Integrating elements of a Lie group with respect to parameters of the corresponding Lie algebra I am working with an operator $\textbf{M}$ that is represented by the Lie group SO(1,3), thus it can be written as,
$$
 \textbf{M} = \exp{\textbf{L}}
$$
where,
$$
\textbf{L} = \begin{bmatrix}
 0&a&b&c\\
 a&0&d&e\\
 b&-d&0&f\\
 c&-e&-f&0
\end{bmatrix}.
$$
I need to integrate $\textbf{M}$ with respect to one or more of the parameters of $\textbf{L}$, for example,
$$
 \textbf{B}=\int_{0}^{T}\textbf{M}\,da
$$
is the integral of $\textbf{M}$ with respect to the differential parameter $a$. This integration can be performed component-wise as,
$$
B_{i,j}=\int_{0}^{T}M_{i,j}\,da
$$
But, the analytic form of $\textbf{M}$ is very cumbersome to work with when all the parameters of $\textbf{L}$ are non-zero. I am having a very difficult time obtaining analytic solutions for the elements of $\textbf{B}$ in terms of the elements of $\textbf{L}$. It is possible to perform the integration on the Lie algebra before the exponential map? Or are there any simplifications that arise from knowledge of the group symmetry? I searched for a long time but cannot find a way to write the integration in terms of $\textbf{L}$ directly.
 A: Apologies for not producing a most general answer for arbitrary Lie groups,
(which you might tease with great effort out of WP ), but only a trail-map for your particular (charmed!) problem. 

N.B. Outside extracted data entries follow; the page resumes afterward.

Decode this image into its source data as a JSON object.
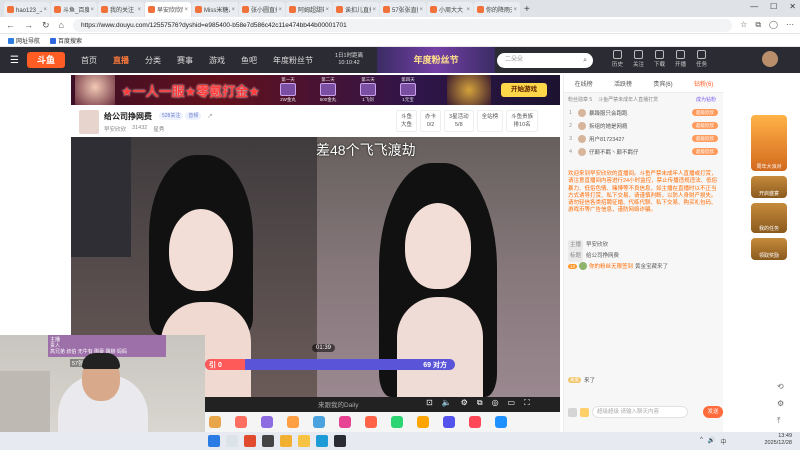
{
  "browser": {
    "tabs": [
      {
        "label": "hao123_上网从这里开始",
        "active": false
      },
      {
        "label": "斗鱼_百度搜索",
        "active": false
      },
      {
        "label": "我的关注 - 斗鱼",
        "active": false
      },
      {
        "label": "早安欣欣欣的直播间",
        "active": true
      },
      {
        "label": "Miss米糖儿的直播间",
        "active": false
      },
      {
        "label": "张小圆直播间",
        "active": false
      },
      {
        "label": "阿姆超甜辣的直播间",
        "active": false
      },
      {
        "label": "诶扣儿直播间",
        "active": false
      },
      {
        "label": "57张张直播间",
        "active": false
      },
      {
        "label": "小周大大 - 斗鱼",
        "active": false
      },
      {
        "label": "你的降雨无限签到",
        "active": false
      }
    ],
    "new_tab": "+",
    "window_controls": {
      "min": "—",
      "max": "☐",
      "close": "✕"
    },
    "url": "https://www.douyu.com/12557576?dyshid=e985400-b58e7d586c42c11e474bb44b00001701",
    "bookmarks": [
      "网址导航",
      "百度搜索"
    ]
  },
  "site": {
    "logo": "斗鱼",
    "nav": [
      {
        "label": "首页",
        "active": false
      },
      {
        "label": "直播",
        "active": true
      },
      {
        "label": "分类",
        "active": false
      },
      {
        "label": "赛事",
        "active": false
      },
      {
        "label": "游戏",
        "active": false
      },
      {
        "label": "鱼吧",
        "active": false
      },
      {
        "label": "年度粉丝节",
        "active": false
      }
    ],
    "time_box": [
      "1日1时距离",
      "10:10:42"
    ],
    "fest_banner": "年度粉丝节",
    "search_placeholder": "二朵朵",
    "header_icons": [
      "历史",
      "关注",
      "下载",
      "开播",
      "任务"
    ]
  },
  "ad": {
    "title": "★一人一服★零氪打金★",
    "items": [
      {
        "top": "第一天",
        "bottom": "2W金丸"
      },
      {
        "top": "第二天",
        "bottom": "500金丸"
      },
      {
        "top": "第三天",
        "bottom": "1飞剑"
      },
      {
        "top": "第四天",
        "bottom": "1元宝"
      }
    ],
    "start_button": "开始游戏"
  },
  "room": {
    "title": "给公司挣网费",
    "badges": [
      "528关注",
      "音频"
    ],
    "meta": [
      "早安欣欣",
      "31432",
      "星秀"
    ],
    "stats": [
      {
        "top": "斗鱼",
        "bottom": "大鱼"
      },
      {
        "top": "办卡",
        "bottom": "0/2"
      },
      {
        "top": "3星活动",
        "bottom": "5/8"
      },
      {
        "top": "全站榜",
        "bottom": ""
      },
      {
        "top": "斗鱼贵族",
        "bottom": "排10名"
      }
    ]
  },
  "video": {
    "caption": "差48个飞飞渡劫",
    "timer": "01:39",
    "pk": {
      "left_label": "引 0",
      "right_label": "69 对方",
      "left_score": 0,
      "right_score": 69
    },
    "watermark": "来跟我的Daily"
  },
  "webcam": {
    "board_lines": [
      "主播",
      "贵人",
      "高兄弟 叔伯 无牛有 刚豪 飘柳 妈妈"
    ],
    "subtitle": "57张张生日快乐"
  },
  "chat": {
    "tabs": [
      {
        "label": "在线榜",
        "active": false
      },
      {
        "label": "活跃榜",
        "active": false
      },
      {
        "label": "贵宾(6)",
        "active": false
      },
      {
        "label": "钻粉(6)",
        "active": true
      }
    ],
    "sub_left": "粉丝勋章 5",
    "sub_mid": "斗鱼严禁未成年人直播打赏",
    "sub_right": "成为钻粉",
    "rank": [
      {
        "n": "1",
        "name": "暴躁服只会跑跑",
        "badge": "超级欣欣"
      },
      {
        "n": "2",
        "name": "拆组的她是网瘾",
        "badge": "超级欣欣"
      },
      {
        "n": "3",
        "name": "用户81723427",
        "badge": "超级欣欣"
      },
      {
        "n": "4",
        "name": "仔颠不羁丶颠不羁仔",
        "badge": "超级欣欣"
      }
    ],
    "notice": "欢迎来到早安欣欣的直播间。斗鱼严禁未成年人直播或打赏，请注意直播间内容进行24小时监控，禁止传播违规违法、低俗暴力、低俗色情、赌博等不良信息，如主播在直播时以不正当方式诱导打赏、私下交易，请谨慎判断，以防人身财产损失。请勿轻信各类招聘征婚、代练代聊、私下交易、购买礼包码、游戏币等广告信息，谨防网络诈骗。",
    "host_rows": [
      {
        "tag": "主播",
        "value": "早安欣欣"
      },
      {
        "tag": "标题",
        "value": "给公司挣网费"
      }
    ],
    "msg1": {
      "level": "12",
      "text": "你的粉丝无限签到",
      "hl": "黄金宝藏来了"
    },
    "follow": {
      "level": "关爱",
      "text": "来了"
    },
    "input_placeholder": "超级超级 请输入聊天内容",
    "send": "发送"
  },
  "rail": [
    "周年大派对",
    "开启盛宴",
    "我的任务",
    "领取奖励"
  ],
  "taskbar": {
    "time": "13:49",
    "date": "2025/12/28",
    "sys": [
      "^",
      "🔊",
      "中"
    ]
  },
  "colors": {
    "accent": "#ff5d23",
    "header_bg": "#2b2b33",
    "pk_left": "#ff5a5a",
    "pk_right": "#5a54d8"
  }
}
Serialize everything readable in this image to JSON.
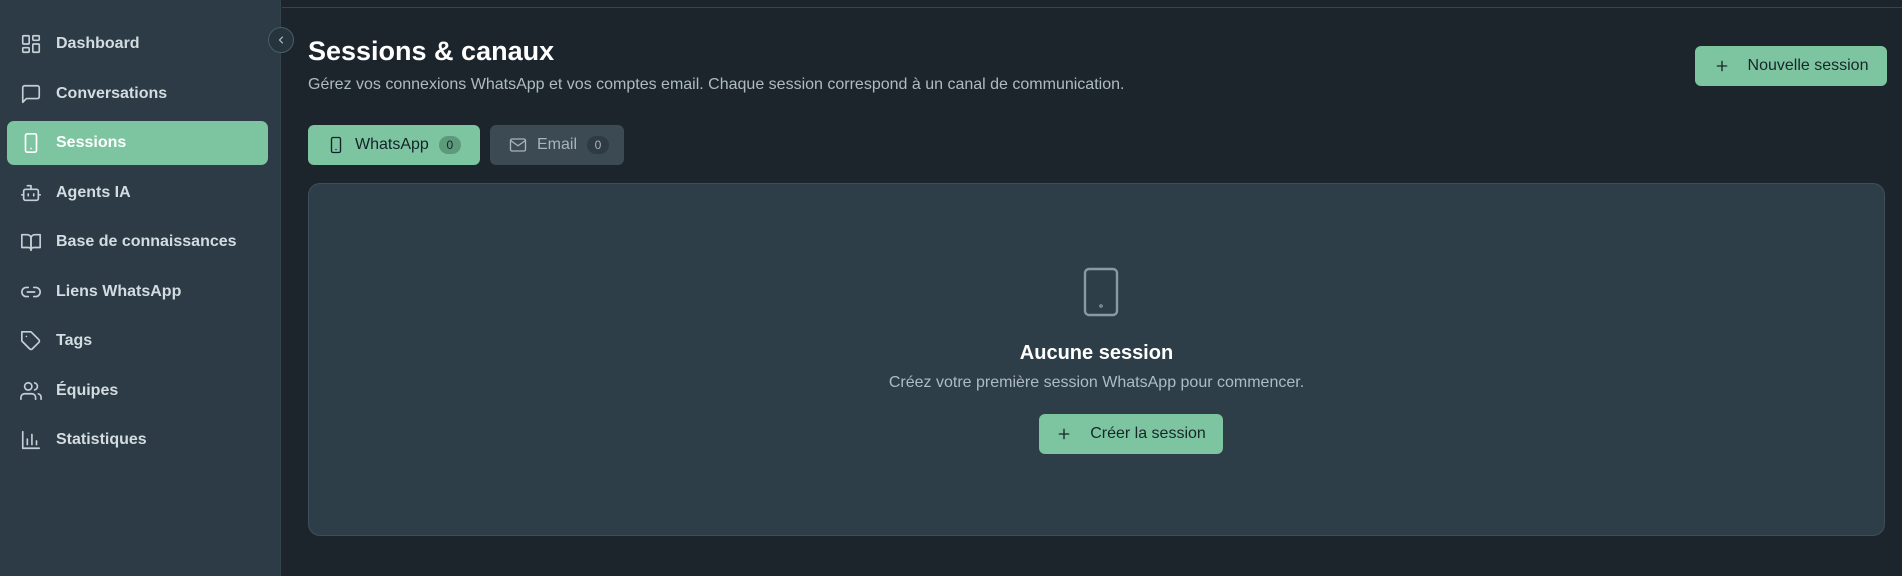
{
  "sidebar": {
    "items": [
      {
        "label": "Dashboard",
        "icon": "dashboard-icon"
      },
      {
        "label": "Conversations",
        "icon": "message-square-icon"
      },
      {
        "label": "Sessions",
        "icon": "smartphone-icon",
        "active": true
      },
      {
        "label": "Agents IA",
        "icon": "bot-icon"
      },
      {
        "label": "Base de connaissances",
        "icon": "book-open-icon"
      },
      {
        "label": "Liens WhatsApp",
        "icon": "link-icon"
      },
      {
        "label": "Tags",
        "icon": "tag-icon"
      },
      {
        "label": "Équipes",
        "icon": "users-icon"
      },
      {
        "label": "Statistiques",
        "icon": "bar-chart-icon"
      }
    ],
    "collapse_icon": "chevron-left-icon"
  },
  "header": {
    "title": "Sessions & canaux",
    "subtitle": "Gérez vos connexions WhatsApp et vos comptes email. Chaque session correspond à un canal de communication.",
    "new_session_label": "Nouvelle session",
    "new_session_icon": "plus-icon"
  },
  "tabs": [
    {
      "label": "WhatsApp",
      "count": "0",
      "icon": "smartphone-icon",
      "active": true
    },
    {
      "label": "Email",
      "count": "0",
      "icon": "mail-icon",
      "active": false
    }
  ],
  "empty_state": {
    "icon": "smartphone-icon",
    "title": "Aucune session",
    "description": "Créez votre première session WhatsApp pour commencer.",
    "create_label": "Créer la session",
    "create_icon": "plus-icon"
  },
  "colors": {
    "accent": "#7dc5a0",
    "background": "#1c252c",
    "sidebar": "#2c3b45",
    "panel": "#2e3e49"
  }
}
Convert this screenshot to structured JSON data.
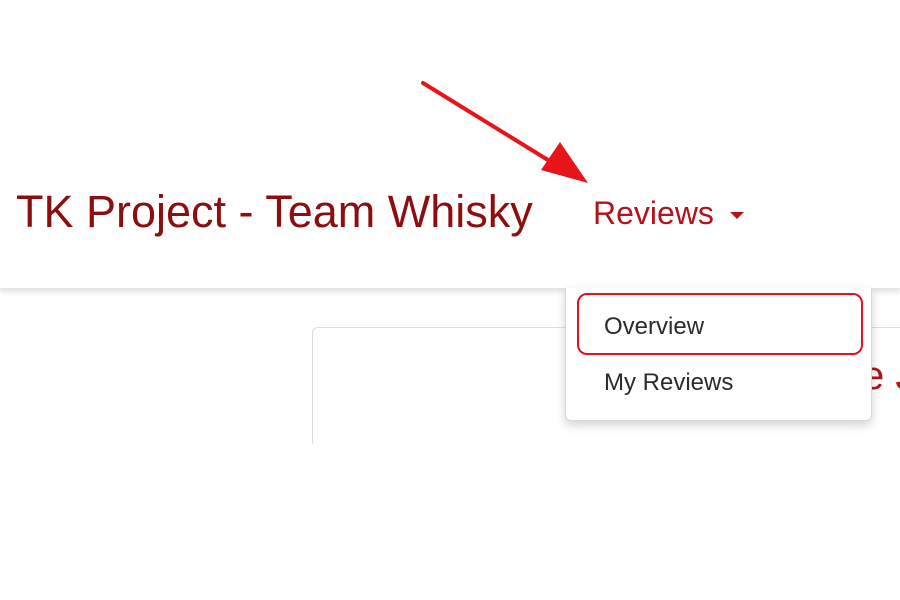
{
  "navbar": {
    "brand": "TK Project - Team Whisky",
    "reviews_menu": {
      "label": "Reviews",
      "items": [
        {
          "label": "Overview"
        },
        {
          "label": "My Reviews"
        }
      ]
    }
  },
  "content": {
    "title_fragment": "e J"
  },
  "colors": {
    "brand": "#8b0f10",
    "accent": "#b3131a",
    "highlight": "#e0141e",
    "arrow": "#e8141c"
  },
  "icons": {
    "menu_caret": "caret-down-icon"
  }
}
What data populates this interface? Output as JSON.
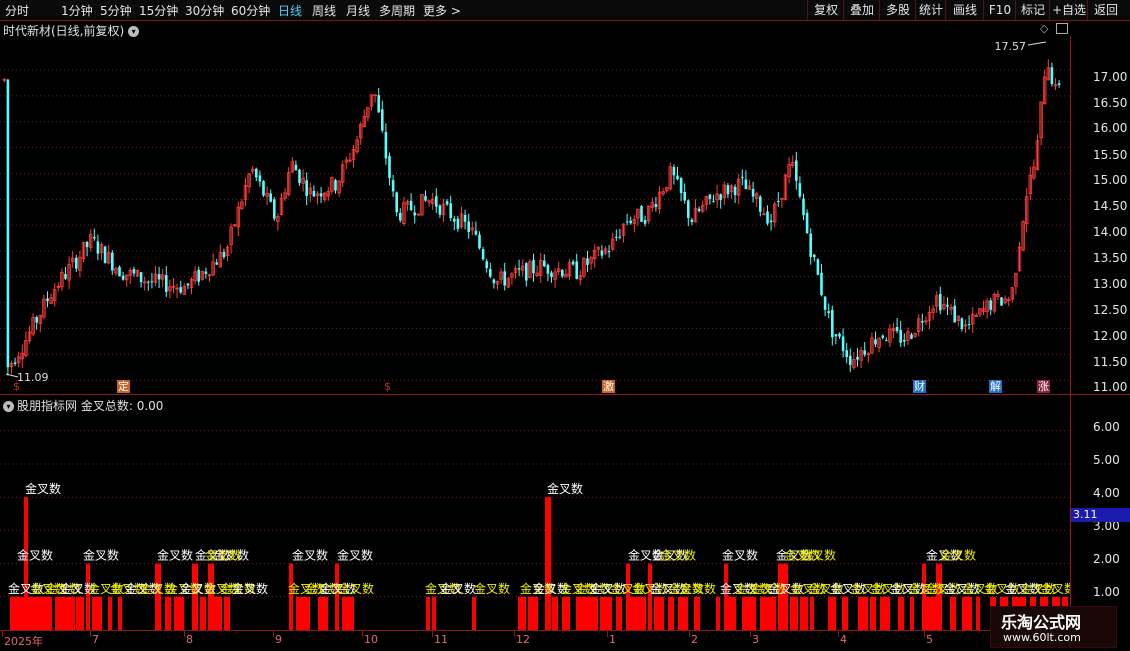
{
  "toolbar": {
    "periods": [
      "分时",
      "1分钟",
      "5分钟",
      "15分钟",
      "30分钟",
      "60分钟",
      "日线",
      "周线",
      "月线",
      "多周期",
      "更多 >"
    ],
    "active_period": "日线",
    "buttons": [
      "复权",
      "叠加",
      "多股",
      "统计",
      "画线",
      "F10",
      "标记",
      "+自选",
      "返回"
    ]
  },
  "main": {
    "title": "时代新材(日线,前复权)",
    "high_label": "17.57",
    "low_label": "11.09",
    "axis_labels": [
      "17.00",
      "16.50",
      "16.00",
      "15.50",
      "15.00",
      "14.50",
      "14.00",
      "13.50",
      "13.00",
      "12.50",
      "12.00",
      "11.50",
      "11.00"
    ],
    "markers": [
      {
        "text": "$",
        "color": "#c8321e"
      },
      {
        "text": "定",
        "color": "#c8641e"
      },
      {
        "text": "$",
        "color": "#c8321e"
      },
      {
        "text": "激",
        "color": "#c8641e"
      },
      {
        "text": "财",
        "color": "#1e6ec8"
      },
      {
        "text": "解",
        "color": "#1e6ec8"
      },
      {
        "text": "涨",
        "color": "#8a1e3c"
      }
    ]
  },
  "indicator": {
    "name": "股朋指标网",
    "series_label": "金叉总数:",
    "series_value": "0.00",
    "axis_labels": [
      "6.00",
      "5.00",
      "4.00",
      "3.00",
      "2.00",
      "1.00"
    ],
    "current_value": "3.11",
    "bar_label": "金叉数"
  },
  "dates": [
    "2025年",
    "7",
    "8",
    "9",
    "10",
    "11",
    "12",
    "1",
    "2",
    "3",
    "4",
    "5"
  ],
  "watermark": {
    "title": "乐淘公式网",
    "url": "www.60lt.com"
  },
  "colors": {
    "up": "#ff3c3c",
    "down": "#54ffff",
    "bar": "#ff0000",
    "grid": "#7a1a1a",
    "label": "#f0f000"
  }
}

I call it charmed because it should remind you of the Lorentz group, with a,b,c parameterizing Kx,Ky,Kz boosts and d,e,f the three J rotation angles. Decent treatments of the representations of the Lorentz group for starters would remind you that you may take linear combinations of the Ks and Js that commute with each other, and so then your exponential is really the direct product of two exponentials, $\exp({\bf \theta \cdot A}) \otimes \exp ({\bf \phi \cdot B})$ each in a 2x2 complexified rep, with θ and φ awful complex angles you are meant to map your 6 angles to. Once you have done that, though, since exponentiated Pauli matrices have a standard 
resolution linear in Pauli matrices, your integral is tractable---and, more interestingly, expressible as the direct product of exponentials, whence, reversing your steps, as an exponential of a 4x4 matrix, if desired. 
It may be a lot of work, but it is straightforward. (Try with all parameters vanishing except a and f first: you have ${\bf M}=\exp(a \sigma_1,~ if\sigma_2) $ in the two separable 2x2 blocks; you can then see the second block factors out and is unaffected by the integration, while the first one is not, and the integral of M is thus ${\bf B}=\int {\bf M}=\exp(\frac{T}{2} \sigma_1 +1\!\!1 \log(2 \sinh(T/2)),~ if\sigma_2) $.) There might be a slick physical, Wigner rotation-style argument too, but it might take as much time.